The point being that we should not have one model that fits everything. We should have different models for different fields. When we do this then we can split up the database into independent mini-databases. These bounded contexts (DDD word) communicate with each other by sending the id of the aggregate root and not by sharing state. This makes it possible to have a mixture of relational and NoSql databases. The motto being use the right tool for the job.

Udi did a great job with this presentation. Recommended for watching when the videos come out.

Credit Crunch Code

Gary Short (@garyshort) had it tough being both heckled by Mark Rendle and a baby (the baby seemed to quite enjoy the session) while doing this session on Technical Debt. But he managed it so well, I started wondering if he’d also been a stand-up comedian (as Mark was). Before going into this session I wasn’t sure if I’d learn anything new about Technical Debt. But I did!

The first interesting new concept Gary talked about was interest on Technical Debt. Once Technical Debt is incurred it also accrues interest. He defined interest in these terms:

  • The time is takes to get back up to speed on the code where the Technical Debt was incurred
  • The cost of the damage to your brand due to Technical Debt
  • Possible loss of market share
  • Low morale in the team

Then he took this even further with a mathematical formula for calculating Technical Debt. This could be used to put an actual number (in kronor, euros or dollars) on the value of your Technical Debt.

He ran out of time at the end and had to skip a bunch of slides but he did it in such an entertaining way that it didn’t affect the quality of the session. I had fun at this one.

Transforming Data into Pixels: Visualization with Canvas and Coffeescript

Trevor Burnham did a live coding session on using Canvas in HTML 5 to visualize data. This wasn’t what I thought it would be. It was more a presentation of Coffeescript than HTML 5. Trevor did some low level Canvas rendering of data points (with x and y values) which could eventually be a data visualization tool.
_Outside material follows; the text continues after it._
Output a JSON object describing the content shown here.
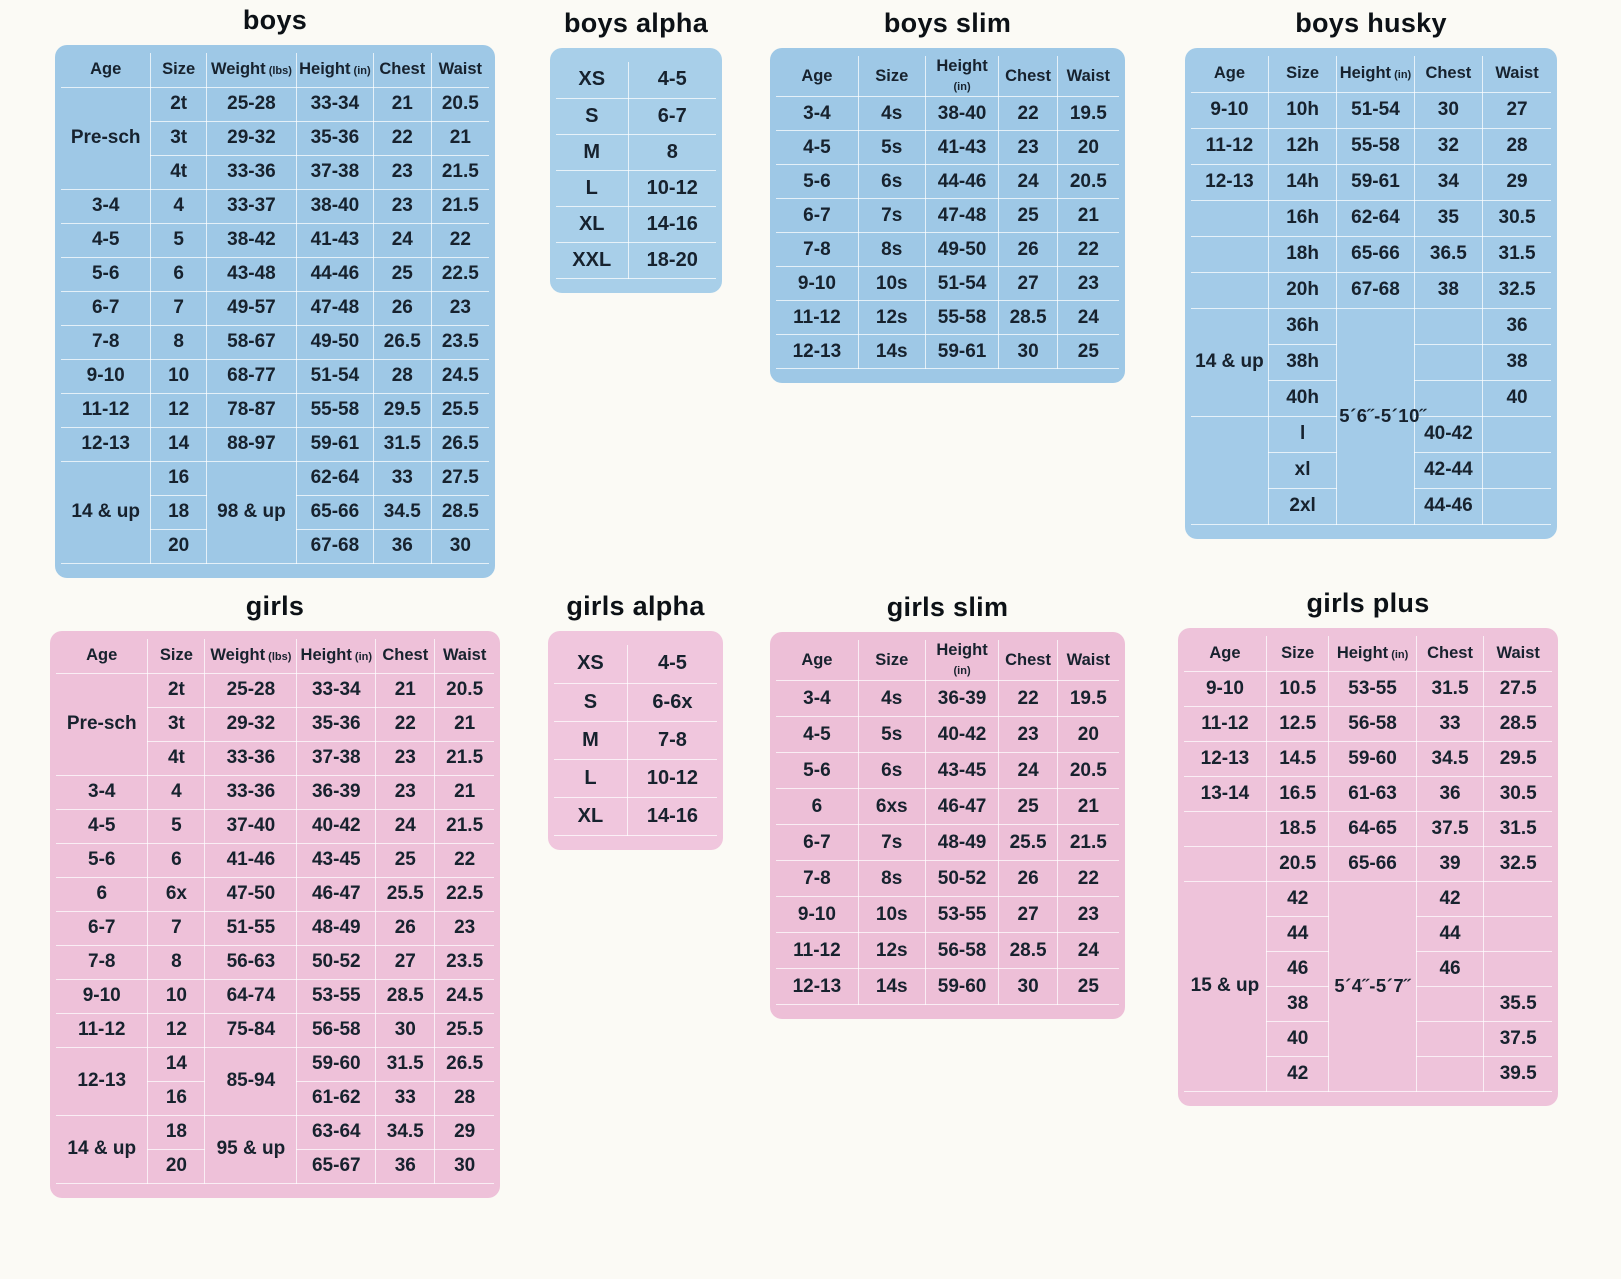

Unfortunately, compared to Christian Johansen’s TDD Javascript session this was distinctly unimpressive. Trevor struggled a bit with the live coding and it did not showcase Coffeescript in a good way.

Patterns of Effective Delivery

This was a follow up to Dan North’s keynote yesterday. Dan presented some new patterns that he is currently figuring out. First Dan defined the three words Pattern, Effective and Delivery. The definition of Effective was extremely interesting. Effective only has meaning in a context, it depends on what you are optimising for. Today, quite a lot of us optimise for security in our processes. Processes like Scrum optimise for teachability. This is a very deep question, what are you optimising for in your current project?

Dan then presented a bunch of new patterns that developers could use depending on what they are optimising for. I don’t know what to make of these really. I’ll have to let them sink in and try think about them for myself. Some of them are really controversial and go against the current thinking in the Agile community. This session made me feel like a novice again. I don’t think I can use most of these patterns, I am just not good enough yet to judge if they have value. Unbelievably thought provoking, totally wrecked my head as we say in Ireland. Great way to end Öredev really. My cheese is moved.